Rain

Choreography Anne Teresa De Keersmaeker, music Steve Reich
Anne Teresa De Keersmaeker Rosas & Ictus
Sadler's Wells

Anne Teresa De Keersmaeker Rosas Company in Rain Credit: Anne Van Aerschot
Anne Teresa De Keersmaeker Rosas Company in Rain Credit: Anne Van Aerschot
Anne Teresa De Keersmaeker Rosas Company in Rain Credit: Anne Van Aerschot
Anne Teresa De Keersmaeker Rosas Company in Rain Credit: Anne Van Aerschot
Anne Teresa De Keersmaeker Rosas Company in Rain Credit: Anne Van Aerschot
Anne Teresa De Keersmaeker Rosas Company in Rain Credit: Anne Van Aerschot

I imagine some of the audience for the revival of Anne Teresa De Keersmaeker’s 2001 Rain at Sadler’s Wells have come for the dance, some to hear Steve Reich’s legendary 1976 Music for 18 Musicians played live by her regular collaborators, the superb Ictus Ensemble. Neither go away disappointed.

Maybe not as elated as Philip Glass and Twyla Tharp’s In the Upper Room, but Rain is as close to joyful abandon as the cerebral De Keersmaeker gets, and the audience gives Rain a standing ovation (this is not press night). See what twenty-pound flat-rate tickets and a free programme can do...

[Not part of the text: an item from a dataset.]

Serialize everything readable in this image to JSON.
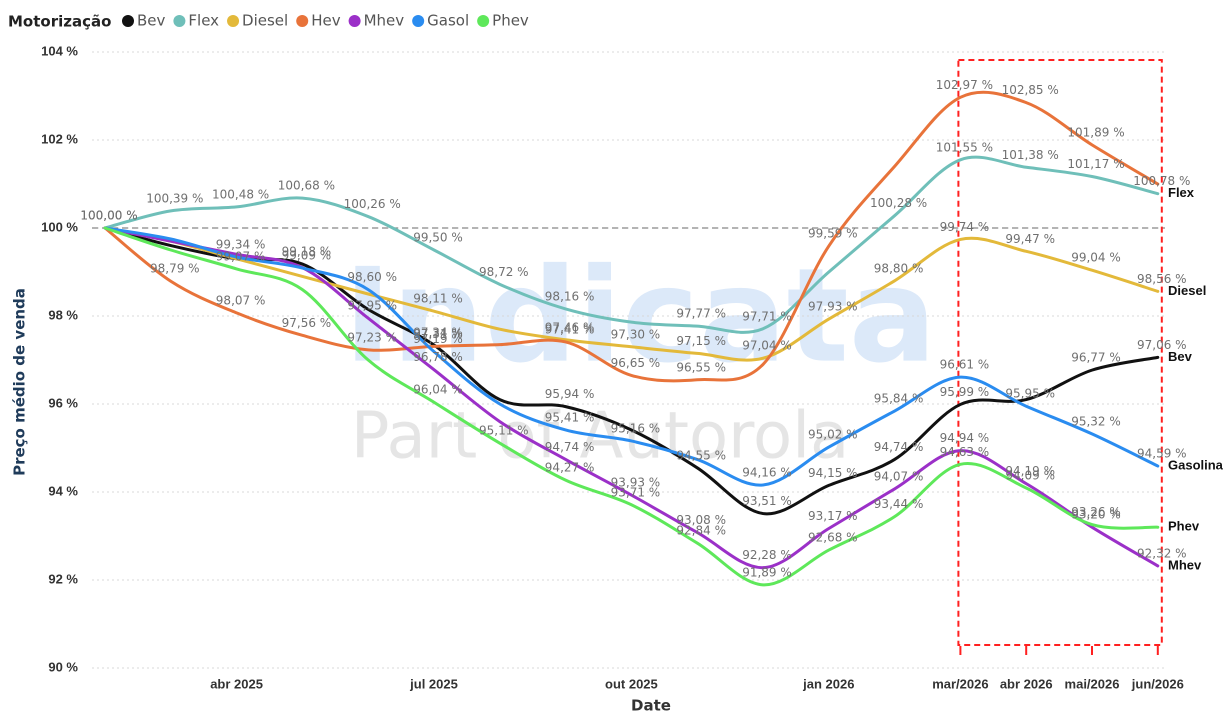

Visually indebted to Dries Van Noten’s subtle play with ever-changing costumes shaded from dawn pinks to moonlight beiges and silver whites, and Jan Versweyweld’s set and lighting design, the arc of Reich’s persistent percussive pulse, the progression of his chords are brought out in sympathetic synaesthetic symbiosis.

An omnipotent lamp (a god-head?) highlights the action, and moves away. Subtle shifts of light infuse the stage with roseate colour or drain it: rainbows, clouds and sudden bursts of sunlight between tropical downpours—the mind takes flight. We listen to the music eyes open, but oh to close them, to swim and chill in that mesmerising sound.

Framed by a curtain of weighted rippling vertical cords like rods of rain, on a circular arena playground—a Greek amphitheatre, a dance hall, a Kontakthof, a village green, an asphodel meadow—ten dancers, three men and seven women, for a whole hour walk, run, dance, leap, tumble, gambol in cohorts that fan out into individual musings, duets, trios, and constantly shifting collectives. There are a few translucent Perspex chairs to sit out the dance or for that drenched t-shirt.

An initial mathematical geometry, a textured game of numbers, evolves—to my eye—into a Jackson Pollock painting of scribbles and dribbles, a kinetic millefeuille accumulation of intriguing moves. The three men seem to be constantly vying for Laura Maria Poletti’s attention, as others flit by, fall and rise on a breath, gyroscopes spinning on the crest of the sound, Reich’s harmonies of the celestial spheres.

What stamina these restless dancers have as on and on they go, marimba music driving them in a St Vitus’s dance. Is this Elysium or huis clos (no exit)? Are they temple dancers driven to dance forever: shadows lengthen and they dance on. Or am I attaching too much meaning to an abstract work?

Loosely structured repetition, variations on a theme, breath rhythms, and then it’s over: they push aside the rods of rain and run forward for their curtain call—three curtain calls. The audience will not release them.